Italian homebuilt aircraft

The Bagalini Colombo (Dove) is an Italian homebuilt aircraft that was designed by Marino Bagalini. The aircraft is supplied in the form of plans for amateur construction.

==Design and development==
The Colombo features a strut-braced parasol wing, a two-seats in side-by-side configuration open cockpit with a windshield, fixed conventional landing gear, or optional tricycle landing gear, and a single engine in tractor configuration.
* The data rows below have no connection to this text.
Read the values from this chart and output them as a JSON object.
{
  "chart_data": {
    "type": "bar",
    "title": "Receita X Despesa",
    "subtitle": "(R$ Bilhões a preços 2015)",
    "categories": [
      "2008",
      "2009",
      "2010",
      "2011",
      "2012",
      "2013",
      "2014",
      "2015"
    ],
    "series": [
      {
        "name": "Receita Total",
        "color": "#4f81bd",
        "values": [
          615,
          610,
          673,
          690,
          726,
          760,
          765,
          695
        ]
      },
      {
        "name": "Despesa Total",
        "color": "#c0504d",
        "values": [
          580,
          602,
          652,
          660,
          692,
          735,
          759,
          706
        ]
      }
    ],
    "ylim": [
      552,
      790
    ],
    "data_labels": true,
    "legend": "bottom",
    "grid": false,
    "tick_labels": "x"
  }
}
The aircraft is made from wood and metal, with its flying surfaces covered in doped aircraft fabric. Its 10.5 m span wing employs an RSG 35 airfoil at the wing root, transitioning to an RSG 36 airfoil at the wing tip. The wing mounts Junkers ailerons and has a wing area of 16.723 m2. The standard engine used is the 40 hp Rotax 447 two-stroke powerplant.

The Colombo has an empty weight of 150 kg and a gross weight of 320 kg, giving a useful load of 170 kg. With full fuel of 23 L the payload is 151 kg.

The manufacturer estimates construction time from the supplied kit to be 700 hours.